Church people make the mistake of thinking it is the flashy screens or cool guitars or cushy pews or hip sermon references that will bring people to church. Yet, every time I ask church members why they keep coming back to their church, the first answer is always community. Everyone who is at church is there for the community yet we try to attract new members, our youth, inactive and drifted away members with buildings, music, programs, projectors and screens, staff, and whatever cool features we hope will work.

Is it that we hope the medium will be the message?

Or that most congregations find it hard to believe that they are the reason that they come, that each other and the community we form are what people are actually looking for?

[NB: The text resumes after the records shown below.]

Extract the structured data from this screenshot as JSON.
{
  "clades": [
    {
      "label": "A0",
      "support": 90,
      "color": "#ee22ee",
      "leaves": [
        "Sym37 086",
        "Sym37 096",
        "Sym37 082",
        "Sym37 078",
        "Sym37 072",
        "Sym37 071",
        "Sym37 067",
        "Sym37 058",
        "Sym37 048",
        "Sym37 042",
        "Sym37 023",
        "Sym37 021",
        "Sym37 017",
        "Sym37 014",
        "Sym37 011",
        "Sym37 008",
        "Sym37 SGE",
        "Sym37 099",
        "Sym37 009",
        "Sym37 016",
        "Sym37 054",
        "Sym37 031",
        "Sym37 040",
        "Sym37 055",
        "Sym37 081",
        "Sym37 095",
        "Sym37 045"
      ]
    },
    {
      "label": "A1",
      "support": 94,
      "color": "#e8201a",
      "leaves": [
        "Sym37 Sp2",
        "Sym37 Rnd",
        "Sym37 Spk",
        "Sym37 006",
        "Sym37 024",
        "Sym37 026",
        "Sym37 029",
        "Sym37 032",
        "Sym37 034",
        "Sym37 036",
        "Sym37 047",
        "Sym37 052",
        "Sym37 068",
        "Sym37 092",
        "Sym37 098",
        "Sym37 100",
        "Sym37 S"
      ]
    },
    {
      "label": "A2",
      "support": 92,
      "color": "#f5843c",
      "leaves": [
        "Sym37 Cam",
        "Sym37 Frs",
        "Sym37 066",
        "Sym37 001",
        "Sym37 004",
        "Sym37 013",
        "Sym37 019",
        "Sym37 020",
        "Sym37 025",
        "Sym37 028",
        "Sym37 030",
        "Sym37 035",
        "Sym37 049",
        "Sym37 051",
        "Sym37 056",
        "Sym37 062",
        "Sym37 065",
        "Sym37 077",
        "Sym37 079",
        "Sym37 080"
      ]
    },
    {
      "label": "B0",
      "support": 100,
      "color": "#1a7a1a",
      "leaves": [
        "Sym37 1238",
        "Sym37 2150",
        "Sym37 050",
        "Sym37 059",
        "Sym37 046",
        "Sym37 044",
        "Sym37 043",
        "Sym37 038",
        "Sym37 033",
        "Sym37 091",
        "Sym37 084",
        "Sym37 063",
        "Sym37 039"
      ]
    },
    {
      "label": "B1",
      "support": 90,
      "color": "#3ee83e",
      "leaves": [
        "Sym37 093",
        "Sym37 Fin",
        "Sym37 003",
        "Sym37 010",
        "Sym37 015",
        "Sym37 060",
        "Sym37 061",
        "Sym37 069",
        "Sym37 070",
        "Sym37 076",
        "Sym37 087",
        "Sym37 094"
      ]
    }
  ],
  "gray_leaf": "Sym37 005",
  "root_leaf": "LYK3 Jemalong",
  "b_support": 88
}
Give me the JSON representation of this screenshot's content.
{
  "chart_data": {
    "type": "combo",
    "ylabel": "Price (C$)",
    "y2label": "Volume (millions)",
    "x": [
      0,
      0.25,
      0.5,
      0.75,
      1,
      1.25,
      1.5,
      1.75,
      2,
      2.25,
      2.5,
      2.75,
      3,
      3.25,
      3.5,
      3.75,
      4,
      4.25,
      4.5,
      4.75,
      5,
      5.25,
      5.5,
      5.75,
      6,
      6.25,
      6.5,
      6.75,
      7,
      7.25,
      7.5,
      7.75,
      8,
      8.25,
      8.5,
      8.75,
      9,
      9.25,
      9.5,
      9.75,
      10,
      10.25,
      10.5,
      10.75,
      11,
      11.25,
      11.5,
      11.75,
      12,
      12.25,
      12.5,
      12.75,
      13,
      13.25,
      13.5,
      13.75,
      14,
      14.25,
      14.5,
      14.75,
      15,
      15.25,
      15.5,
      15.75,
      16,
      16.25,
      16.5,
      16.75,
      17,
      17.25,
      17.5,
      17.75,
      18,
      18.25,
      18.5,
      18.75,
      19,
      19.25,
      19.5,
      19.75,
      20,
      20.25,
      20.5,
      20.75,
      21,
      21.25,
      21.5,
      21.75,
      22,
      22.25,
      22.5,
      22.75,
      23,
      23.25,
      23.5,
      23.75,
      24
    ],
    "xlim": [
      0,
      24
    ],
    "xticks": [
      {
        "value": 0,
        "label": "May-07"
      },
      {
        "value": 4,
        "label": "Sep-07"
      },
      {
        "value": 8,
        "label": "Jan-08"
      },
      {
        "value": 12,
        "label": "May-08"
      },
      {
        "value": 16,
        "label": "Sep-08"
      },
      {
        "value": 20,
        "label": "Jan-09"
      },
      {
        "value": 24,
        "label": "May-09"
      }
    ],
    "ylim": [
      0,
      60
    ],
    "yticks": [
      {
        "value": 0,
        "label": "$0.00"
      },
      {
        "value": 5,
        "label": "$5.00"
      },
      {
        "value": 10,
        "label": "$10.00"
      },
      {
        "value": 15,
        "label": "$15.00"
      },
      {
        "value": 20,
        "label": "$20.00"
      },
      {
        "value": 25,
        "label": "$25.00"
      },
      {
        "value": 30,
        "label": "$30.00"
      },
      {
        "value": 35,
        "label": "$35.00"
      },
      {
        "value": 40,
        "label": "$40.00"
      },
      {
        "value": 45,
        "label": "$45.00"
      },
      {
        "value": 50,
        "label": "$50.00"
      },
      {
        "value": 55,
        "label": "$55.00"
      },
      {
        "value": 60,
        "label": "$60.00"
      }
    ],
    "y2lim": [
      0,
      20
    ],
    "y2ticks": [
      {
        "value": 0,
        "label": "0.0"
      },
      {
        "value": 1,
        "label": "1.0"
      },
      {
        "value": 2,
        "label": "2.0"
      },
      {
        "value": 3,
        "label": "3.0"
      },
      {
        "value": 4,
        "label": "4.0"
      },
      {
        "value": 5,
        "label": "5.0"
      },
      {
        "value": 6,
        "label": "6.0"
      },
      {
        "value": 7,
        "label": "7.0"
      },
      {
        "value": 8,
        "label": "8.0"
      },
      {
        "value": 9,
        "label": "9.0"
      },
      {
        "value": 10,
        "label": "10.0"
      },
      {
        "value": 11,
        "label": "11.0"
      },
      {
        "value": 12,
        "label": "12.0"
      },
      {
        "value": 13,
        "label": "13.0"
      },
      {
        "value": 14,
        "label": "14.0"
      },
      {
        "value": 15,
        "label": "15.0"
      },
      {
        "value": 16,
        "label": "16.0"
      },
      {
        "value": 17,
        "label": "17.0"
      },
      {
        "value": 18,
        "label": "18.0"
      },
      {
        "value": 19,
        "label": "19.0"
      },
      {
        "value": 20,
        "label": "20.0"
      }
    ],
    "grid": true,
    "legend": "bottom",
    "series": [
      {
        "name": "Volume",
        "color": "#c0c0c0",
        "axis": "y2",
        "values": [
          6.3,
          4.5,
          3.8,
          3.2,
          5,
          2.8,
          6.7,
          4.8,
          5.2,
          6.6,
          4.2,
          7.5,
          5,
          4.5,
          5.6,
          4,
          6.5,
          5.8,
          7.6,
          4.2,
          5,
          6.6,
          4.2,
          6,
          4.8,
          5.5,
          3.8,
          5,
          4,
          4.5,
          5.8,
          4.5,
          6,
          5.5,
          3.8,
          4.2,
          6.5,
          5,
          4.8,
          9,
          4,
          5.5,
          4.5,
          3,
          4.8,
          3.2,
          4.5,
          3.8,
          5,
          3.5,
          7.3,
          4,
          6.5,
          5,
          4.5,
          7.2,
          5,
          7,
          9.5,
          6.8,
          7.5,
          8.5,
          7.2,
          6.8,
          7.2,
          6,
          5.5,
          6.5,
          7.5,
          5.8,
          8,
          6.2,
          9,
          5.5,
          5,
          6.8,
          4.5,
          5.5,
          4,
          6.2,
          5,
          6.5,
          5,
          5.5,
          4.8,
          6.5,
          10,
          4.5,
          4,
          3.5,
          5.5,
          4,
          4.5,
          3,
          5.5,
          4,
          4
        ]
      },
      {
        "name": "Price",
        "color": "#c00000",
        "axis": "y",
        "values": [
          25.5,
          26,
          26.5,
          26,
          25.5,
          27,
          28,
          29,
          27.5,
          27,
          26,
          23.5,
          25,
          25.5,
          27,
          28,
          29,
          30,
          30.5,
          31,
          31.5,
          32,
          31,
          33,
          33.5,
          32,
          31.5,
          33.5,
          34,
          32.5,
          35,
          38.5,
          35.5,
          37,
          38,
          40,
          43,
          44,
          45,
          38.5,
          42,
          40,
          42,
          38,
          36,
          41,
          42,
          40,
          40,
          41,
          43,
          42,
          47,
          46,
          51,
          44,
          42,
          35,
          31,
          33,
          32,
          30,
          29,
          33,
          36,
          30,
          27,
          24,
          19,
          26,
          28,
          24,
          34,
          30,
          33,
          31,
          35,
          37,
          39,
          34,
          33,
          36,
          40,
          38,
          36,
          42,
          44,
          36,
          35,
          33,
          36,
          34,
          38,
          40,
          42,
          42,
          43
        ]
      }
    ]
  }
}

When Jesus said wherever two or three are gathered, he didn’t add, “on Facebook or in architecturally post-modern buildings or wherever drop down projection screens have been installed” I am there.

And it is no mistake that the church, that our community, is called the Body of Christ.

Churches are the medium.

Liturgy is the social media of the Body of Christ. It the place where our community is hosted, updated, friend added, followed, and shared.

Community is the reason we all keep coming back… maybe it is time to give in and accept that community is what God is actually using to bring us to the Body of Christ.